La joven de la caja nos dio dos o tres razones: las bolsas de plástico contaminan durante muchos años, suponen un gasto que se puede entregar a fines benéficos y podemos salvar a especies de animales en extinción, como los caballitos de mar. Sin ponernos de acuerdo, soltamos una carcajada y la joven nos miró con cierto rubor.
Añadió otras razones más: “Se me olvidaba” –dijo–. “Las nuevas bolsas serán más útiles y menos resistentes a su destrucción”. Un hombre dijo: “¿Más útiles todavía?”. Y una mujer: “¿Menos resistentes?”. Y otra: “Entonces ¿para qué las queremos?”. La joven se quitó el órdago de encima diciendo: “Bueno, eso es lo que nos han dicho y he intentado aprenderme bien la lección”. La muchacha, ante la situación sainetera, terminó riéndose también.
Un hombre añadió que había oído decir que las nuevas bolsas van a ser caras.

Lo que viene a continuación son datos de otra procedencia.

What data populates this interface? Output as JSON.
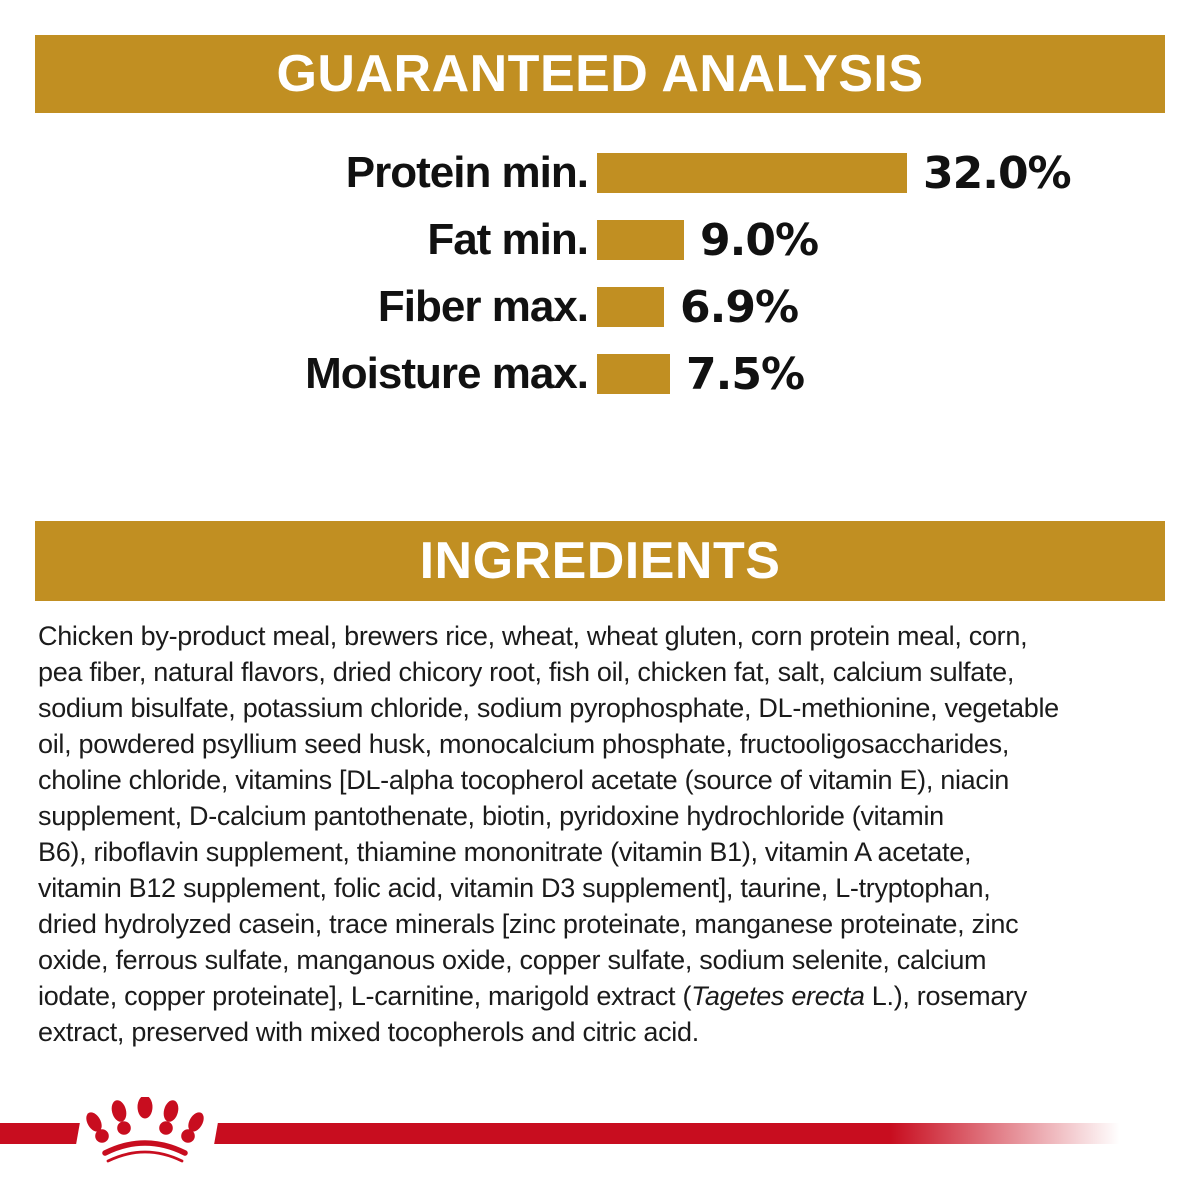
{
  "colors": {
    "gold": "#C18F22",
    "red": "#C80D1F",
    "text": "#1B1B1B",
    "banner_text": "#FFFFFF"
  },
  "sections": {
    "guaranteed_analysis": {
      "title": "GUARANTEED ANALYSIS"
    },
    "ingredients": {
      "title": "INGREDIENTS"
    }
  },
  "chart_data": {
    "type": "bar",
    "orientation": "horizontal",
    "title": "GUARANTEED ANALYSIS",
    "categories": [
      "Protein min.",
      "Fat min.",
      "Fiber max.",
      "Moisture max."
    ],
    "values": [
      32.0,
      9.0,
      6.9,
      7.5
    ],
    "value_labels": [
      "32.0%",
      "9.0%",
      "6.9%",
      "7.5%"
    ],
    "bar_color": "#C18F22",
    "xlim": [
      0,
      32
    ],
    "grid": false,
    "legend": false
  },
  "ingredients": {
    "lines": [
      [
        {
          "t": "Chicken by-product meal, brewers rice, wheat, wheat gluten, corn protein meal, corn,"
        }
      ],
      [
        {
          "t": "pea fiber, natural flavors, dried chicory root, fish oil, chicken fat, salt, calcium sulfate,"
        }
      ],
      [
        {
          "t": "sodium bisulfate, potassium chloride, sodium pyrophosphate, DL-methionine, vegetable"
        }
      ],
      [
        {
          "t": "oil, powdered psyllium seed husk, monocalcium phosphate, fructooligosaccharides,"
        }
      ],
      [
        {
          "t": "choline chloride, vitamins [DL-alpha tocopherol acetate (source of vitamin E), niacin"
        }
      ],
      [
        {
          "t": "supplement, D-calcium pantothenate, biotin, pyridoxine hydrochloride (vitamin"
        }
      ],
      [
        {
          "t": "B6), riboflavin supplement, thiamine mononitrate (vitamin B1), vitamin A acetate,"
        }
      ],
      [
        {
          "t": "vitamin B12 supplement, folic acid, vitamin D3 supplement], taurine, L-tryptophan,"
        }
      ],
      [
        {
          "t": "dried hydrolyzed casein, trace minerals [zinc proteinate, manganese proteinate, zinc"
        }
      ],
      [
        {
          "t": "oxide, ferrous sulfate, manganous oxide, copper sulfate, sodium selenite, calcium"
        }
      ],
      [
        {
          "t": "iodate, copper proteinate], L-carnitine, marigold extract ("
        },
        {
          "t": "Tagetes erecta",
          "i": true
        },
        {
          "t": " L.), rosemary"
        }
      ],
      [
        {
          "t": "extract, preserved with mixed tocopherols and citric acid."
        }
      ]
    ]
  },
  "footer": {
    "logo_icon": "royal-canin-crown-icon"
  }
}
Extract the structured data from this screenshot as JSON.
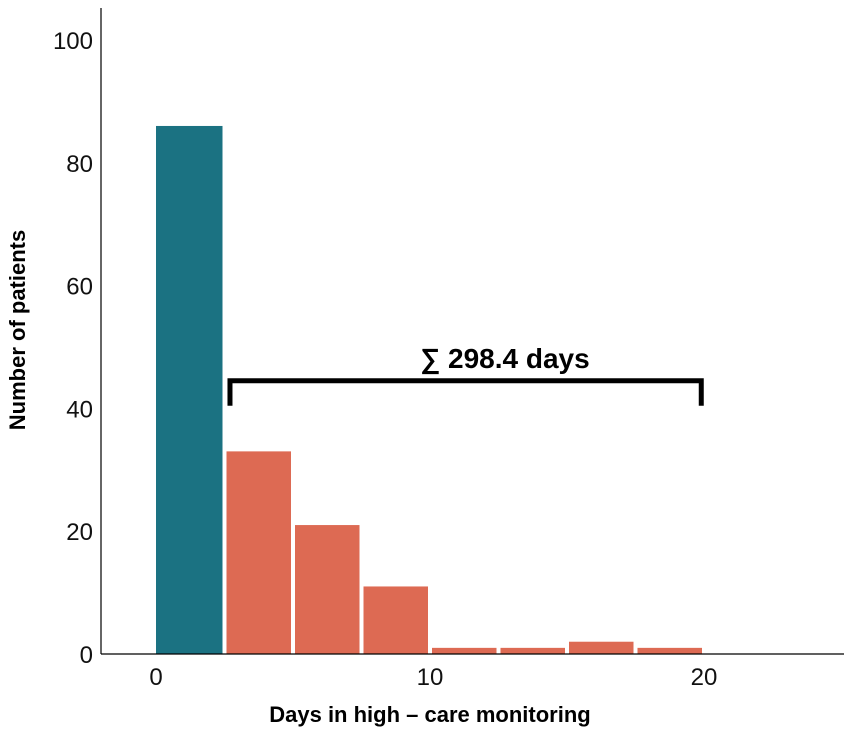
{
  "chart_data": {
    "type": "bar",
    "xlabel": "Days in high – care monitoring",
    "ylabel": "Number of patients",
    "xlim": [
      -2,
      25
    ],
    "ylim": [
      0,
      105
    ],
    "xticks": [
      0,
      10,
      20
    ],
    "yticks": [
      0,
      20,
      40,
      60,
      80,
      100
    ],
    "grid": false,
    "bins": [
      {
        "start": 0,
        "end": 2.5,
        "value": 86,
        "color": "#1b7282"
      },
      {
        "start": 2.5,
        "end": 5,
        "value": 33,
        "color": "#dd6a53"
      },
      {
        "start": 5,
        "end": 7.5,
        "value": 21,
        "color": "#dd6a53"
      },
      {
        "start": 7.5,
        "end": 10,
        "value": 11,
        "color": "#dd6a53"
      },
      {
        "start": 10,
        "end": 12.5,
        "value": 1,
        "color": "#dd6a53"
      },
      {
        "start": 12.5,
        "end": 15,
        "value": 1,
        "color": "#dd6a53"
      },
      {
        "start": 15,
        "end": 17.5,
        "value": 2,
        "color": "#dd6a53"
      },
      {
        "start": 17.5,
        "end": 20,
        "value": 1,
        "color": "#dd6a53"
      }
    ],
    "annotation": {
      "text": "∑ 298.4 days",
      "bracket_from": 2.7,
      "bracket_to": 19.9,
      "bracket_y": 44.5
    },
    "colors": {
      "zero_day_bar": "#1b7282",
      "monitoring_bars": "#dd6a53"
    }
  }
}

Es más, no hay fábrica que se comprometa a hacer una importante inversión, lanzar millones de bolsas y conseguir unos beneficios ridículos.
Otro opinó que puede haber detrás otra fuente de impuestos indirectos para aliviar las arcas vacías del Estado. Y otro acabó rematando que nuestros funcionarios economistas están poco inspirados, pero que lo de salvar a los caballitos de mar conviene tenerlo en cuenta. “Bueno, algo hemos sacado de la crisis, –insistió– Rio nos ha liberado de los gastos de las Olimpiadas”.